Configuration management tools and conffiles

This was a really fascinating look at the current state of config file management via dpkg and the conflicts that come up during upgrades when using a config management tool like Puppet. A couple comments about config file management itself were made (dpkg’s config options leave much to be desired – it might be nice to have a better/smarter tool for merging config file versions between versions), but the core of this discussion focused on how and if a team should work with Debian to look into a way to selectively (you can already have dpkg not prompt for any config file changes, but not per package) take config file management away from dpkg itself for certain packages and tell the system that something like Puppet is handling it. I really do hope this happens.
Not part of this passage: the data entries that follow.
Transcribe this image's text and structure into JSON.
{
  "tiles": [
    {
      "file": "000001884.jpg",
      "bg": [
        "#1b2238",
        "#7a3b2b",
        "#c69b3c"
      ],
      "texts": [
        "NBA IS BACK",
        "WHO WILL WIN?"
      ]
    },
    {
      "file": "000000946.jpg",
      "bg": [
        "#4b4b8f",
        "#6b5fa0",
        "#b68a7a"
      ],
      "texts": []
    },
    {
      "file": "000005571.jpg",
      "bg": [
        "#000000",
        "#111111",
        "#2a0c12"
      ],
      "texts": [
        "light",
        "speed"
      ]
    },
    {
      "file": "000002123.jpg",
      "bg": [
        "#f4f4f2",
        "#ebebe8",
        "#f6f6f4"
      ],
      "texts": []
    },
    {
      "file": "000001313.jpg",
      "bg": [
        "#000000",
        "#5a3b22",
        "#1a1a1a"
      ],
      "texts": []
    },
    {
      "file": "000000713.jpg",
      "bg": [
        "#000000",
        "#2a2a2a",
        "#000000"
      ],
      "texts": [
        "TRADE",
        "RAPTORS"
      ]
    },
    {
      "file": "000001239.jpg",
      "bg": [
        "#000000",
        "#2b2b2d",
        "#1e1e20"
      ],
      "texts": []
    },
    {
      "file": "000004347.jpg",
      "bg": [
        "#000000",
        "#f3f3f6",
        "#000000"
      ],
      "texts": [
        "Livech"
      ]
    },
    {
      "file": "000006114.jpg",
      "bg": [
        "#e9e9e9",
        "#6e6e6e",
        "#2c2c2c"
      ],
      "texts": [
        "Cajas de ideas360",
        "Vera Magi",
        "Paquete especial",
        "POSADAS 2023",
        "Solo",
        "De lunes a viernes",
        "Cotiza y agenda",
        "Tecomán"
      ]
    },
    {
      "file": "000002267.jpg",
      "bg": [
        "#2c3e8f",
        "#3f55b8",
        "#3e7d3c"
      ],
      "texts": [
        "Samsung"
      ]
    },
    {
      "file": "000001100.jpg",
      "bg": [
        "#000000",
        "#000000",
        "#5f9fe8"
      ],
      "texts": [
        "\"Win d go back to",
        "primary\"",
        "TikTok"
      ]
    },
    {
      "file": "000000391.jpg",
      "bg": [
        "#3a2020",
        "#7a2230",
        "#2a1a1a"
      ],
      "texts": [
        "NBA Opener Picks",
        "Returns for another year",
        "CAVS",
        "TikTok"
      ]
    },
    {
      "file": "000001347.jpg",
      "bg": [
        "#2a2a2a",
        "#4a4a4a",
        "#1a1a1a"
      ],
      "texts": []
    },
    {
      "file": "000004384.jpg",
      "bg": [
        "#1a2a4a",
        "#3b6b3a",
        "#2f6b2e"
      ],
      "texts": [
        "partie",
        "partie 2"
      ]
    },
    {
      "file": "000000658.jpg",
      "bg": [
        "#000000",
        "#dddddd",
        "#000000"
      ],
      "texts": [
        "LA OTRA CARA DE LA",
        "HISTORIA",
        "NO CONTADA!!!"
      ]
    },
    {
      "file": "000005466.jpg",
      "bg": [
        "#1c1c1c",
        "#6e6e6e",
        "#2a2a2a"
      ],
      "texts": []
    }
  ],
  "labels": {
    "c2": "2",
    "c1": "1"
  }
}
At lunch I got to hang out with Bert Desmet, a local Fedora Ambassador who is attending the summit for a couple days. And we got a picture! …even if Martin Owens is giving him bunny ears (that’s how we treat Fedora folk. Wait, no it’s not! GUYS!!)

After lunch there was a series of Plenaries, starting with Ivanka Majic presenting for The Design Team (video) where she discussed some of their user testing of Ubuntu 10.04 which they’ll be posting on the design blog soon. Next up was Thiago Macieira presenting on QT Roadmap / Overview (video) and then Rick Spencer on Application Developers and Maverick (video).

Team Project Planning Workshop

This session ended up being a really great one that focused on the use of Launchpad blueprints in community projects. I’ll be honest – I don’t really use them. We were able to discuss how to make them better (and boy did I have a lot of ideas based on my own reluctance!). The idea ended up being to mostly do away with our traditional wiki-based RoadMaps and instead go with the launchpad-based blueprints so team members could more easily subscribe and keep up with changes – plus regular burndown charts which track progress can be generated easily from them. The end result of the brainstorming was looking into some launchpad-end changes, and some folks assigned to writing documentation for doing blueprints so it’s easier.

Heuristic evaluation and bug tagging

This was a session put on by the design team, and while my interests don’t typically lean toward user experience, after the Plenary by Ivanka Plenary I found myself interested in how the team worked. This session focused on discussions they’d had with the Mozilla team about having a common “language” to discuss usability issues and using similar tags on bugs to describe certain things. One thing I was really pleased to see was discussion about error messages sent to users. While I certainly appreciate the frequently easily Googleable, tech-nature of error messages that programs give, this is certainly not universal, and most of the newcomers to Linux these days will be put off by them. In all, a great session.

After that I decided to take a walk. This Hotel is in the middle of a beautiful Belgian forest and I had quite the nice walk down a couple of the trails on the property.


Last night was spent in the hotel bar enjoying some beers (I ended up with a mug of Stella Artois thanks to Benjamin Humphrey) and good conversation with Amber Graner, and several others throughout the evening. I turned in around midnight, my body still isn’t adjusted to the time zone difference but I am feeling much better this morning than I was yesterday morning!

Now off to grab some breakfast and start day 2 :)

4 Comments

  • mrandrzejak

    Looks like fun! Thanks for the updates!

  • Tim Howard

    Hey, I decided to find the posts that followed the previous one (since I got a direct link to it from Google) to see if you mentioned SIM/Nexus One related stuff in follow-on posts and you did! :) So thanks for that. Just to confirm, is your Nexus One a “T-Mobile” Nexus One? I don’t feel like looking up the frequencies so if it is then I should be safe. :)

  • pleia2

    Woohoo, thoroughness of my blog entries pays off! Glad it was helpful :)

    My Nexus One came direct from Google (it wasn’t via T-Mobile, even though I do use it on the T-Mobile network), but I believe all Nexus Ones are unlocked.

  • Tim Howard

    Ah, you are absolutely right. They are direct from the Google but work on T-Mobile’s network. I short-handed that a bit. I’ll be looking for a BASE SIM at the airport. Now, I just need to get approved. :) Thanks again.